Classification with Scikit-Learn

February 23, 2019

This notebook is a walkthrough of different classification approaches provided by the Scikit-Learn library.

The dataset that we will use for this example was provided by the UCI Machine Learning Repository and can be found here: Musk (Version 2) Data Set

Data Set Information:

This dataset describes a set of 102 molecules of which 39 are judged by human experts to be musks and the remaining 63 molecules are judged to be non-musks. The goal is to learn to predict whether new molecules will be musks or non-musks. However, the 166 features that describe these molecules depend upon the exact shape, or conformation, of the molecule. Because bonds can rotate, a single molecule can adopt many different shapes. To generate this data set, all the low-energy conformations of the molecules were generated to produce 6,598 conformations. Then, a feature vector was extracted that describes each conformation.

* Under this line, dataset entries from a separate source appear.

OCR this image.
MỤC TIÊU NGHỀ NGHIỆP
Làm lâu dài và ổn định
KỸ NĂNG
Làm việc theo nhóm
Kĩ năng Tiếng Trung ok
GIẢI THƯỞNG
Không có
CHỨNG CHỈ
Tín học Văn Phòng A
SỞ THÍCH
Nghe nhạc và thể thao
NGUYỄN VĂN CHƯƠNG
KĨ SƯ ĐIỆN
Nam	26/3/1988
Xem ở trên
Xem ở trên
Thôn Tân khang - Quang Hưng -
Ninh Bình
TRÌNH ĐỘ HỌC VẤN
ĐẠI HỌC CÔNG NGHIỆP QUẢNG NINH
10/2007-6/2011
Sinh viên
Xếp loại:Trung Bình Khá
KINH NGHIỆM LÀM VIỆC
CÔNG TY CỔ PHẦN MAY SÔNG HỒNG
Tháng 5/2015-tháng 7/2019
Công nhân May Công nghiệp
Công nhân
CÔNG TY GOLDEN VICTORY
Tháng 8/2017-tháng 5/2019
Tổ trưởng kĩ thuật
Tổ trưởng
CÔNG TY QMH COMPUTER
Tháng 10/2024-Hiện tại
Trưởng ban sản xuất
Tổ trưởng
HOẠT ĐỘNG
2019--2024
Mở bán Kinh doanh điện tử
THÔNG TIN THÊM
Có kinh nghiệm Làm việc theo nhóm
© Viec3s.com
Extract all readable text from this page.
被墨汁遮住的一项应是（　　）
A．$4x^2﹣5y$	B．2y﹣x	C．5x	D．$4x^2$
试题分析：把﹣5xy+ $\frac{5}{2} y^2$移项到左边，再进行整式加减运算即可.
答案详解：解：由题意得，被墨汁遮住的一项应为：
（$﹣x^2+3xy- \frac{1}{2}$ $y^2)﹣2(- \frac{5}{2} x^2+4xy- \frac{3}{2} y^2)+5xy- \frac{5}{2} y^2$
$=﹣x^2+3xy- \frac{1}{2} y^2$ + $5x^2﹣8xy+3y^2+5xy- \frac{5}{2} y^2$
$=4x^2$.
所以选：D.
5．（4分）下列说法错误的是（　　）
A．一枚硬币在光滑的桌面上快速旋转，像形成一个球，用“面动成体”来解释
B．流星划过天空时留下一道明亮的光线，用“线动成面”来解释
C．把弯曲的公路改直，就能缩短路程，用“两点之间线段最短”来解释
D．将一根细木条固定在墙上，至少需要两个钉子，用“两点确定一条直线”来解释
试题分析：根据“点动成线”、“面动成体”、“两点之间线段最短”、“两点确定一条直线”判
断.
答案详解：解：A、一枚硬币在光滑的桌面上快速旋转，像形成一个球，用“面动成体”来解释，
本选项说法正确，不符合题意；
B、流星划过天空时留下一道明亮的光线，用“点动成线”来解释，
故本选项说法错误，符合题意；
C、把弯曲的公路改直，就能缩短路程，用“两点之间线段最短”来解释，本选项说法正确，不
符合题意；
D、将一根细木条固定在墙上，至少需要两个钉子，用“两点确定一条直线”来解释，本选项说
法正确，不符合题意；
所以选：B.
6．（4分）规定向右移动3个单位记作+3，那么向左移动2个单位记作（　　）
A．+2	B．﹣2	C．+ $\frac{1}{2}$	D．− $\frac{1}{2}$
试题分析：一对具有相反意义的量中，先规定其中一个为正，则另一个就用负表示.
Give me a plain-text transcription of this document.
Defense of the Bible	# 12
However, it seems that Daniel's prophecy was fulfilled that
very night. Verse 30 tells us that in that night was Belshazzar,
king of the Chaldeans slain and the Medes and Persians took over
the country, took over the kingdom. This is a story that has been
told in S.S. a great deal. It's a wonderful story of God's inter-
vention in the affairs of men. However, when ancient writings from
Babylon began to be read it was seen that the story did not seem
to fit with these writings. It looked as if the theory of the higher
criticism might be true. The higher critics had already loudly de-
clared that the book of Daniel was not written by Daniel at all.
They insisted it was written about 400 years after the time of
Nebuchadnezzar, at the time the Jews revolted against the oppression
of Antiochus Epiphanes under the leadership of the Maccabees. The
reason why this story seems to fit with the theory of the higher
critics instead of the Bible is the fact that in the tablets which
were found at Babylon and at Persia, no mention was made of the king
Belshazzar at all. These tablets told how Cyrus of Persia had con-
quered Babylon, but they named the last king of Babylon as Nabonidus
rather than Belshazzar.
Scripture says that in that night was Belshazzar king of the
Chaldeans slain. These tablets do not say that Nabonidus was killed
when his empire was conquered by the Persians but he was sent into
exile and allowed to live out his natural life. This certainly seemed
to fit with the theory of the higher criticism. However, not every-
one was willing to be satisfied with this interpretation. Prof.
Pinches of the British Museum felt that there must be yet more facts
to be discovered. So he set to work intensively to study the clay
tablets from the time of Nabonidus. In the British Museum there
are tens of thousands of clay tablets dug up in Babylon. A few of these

This many-to-one relationship between feature vectors and molecules is called the “multiple instance problem”. When learning a classifier for this data, the classifier should classify a molecule as “musk” if ANY of its conformations is classified as a musk. A molecule should be classified as “non-musk” if NONE of its conformations is classified as a musk.

Notebooks

View the IPython notebook for this session on Github here

Or launch the notebook in Google Colab or MyBinder:

Google Colab
Binder

Loading data

First we will load this data from the csv file into a Pandas dataframe and get a look at it.

You can see that by using a 0 based index, the features are in columns 3-168 and the class is in column 169.

import pandas as pd
import matplotlib.pyplot as plt
import numpy as np
from sklearn import metrics

df = pd.read_csv("data/musk_csv.csv")
# Preview the first 5 lines of the loaded data
df.head()
print("Total number of rows: %d" % len(df))
print("Breakdown by class:")
print(df.groupby('class').size())

Training & Validation

Before we start looking at different methods for classification, we need to split this data into a training set and a validation set. The problem is that if we train using all of the data, we do not have an independent way of testing the accuracy of the model.

Luckily, scikit-learn provides an easy way to do this: train_test_split

First, we will slice the original dataframe to create a dataframe with only the 166 attributes, and another with only the classes.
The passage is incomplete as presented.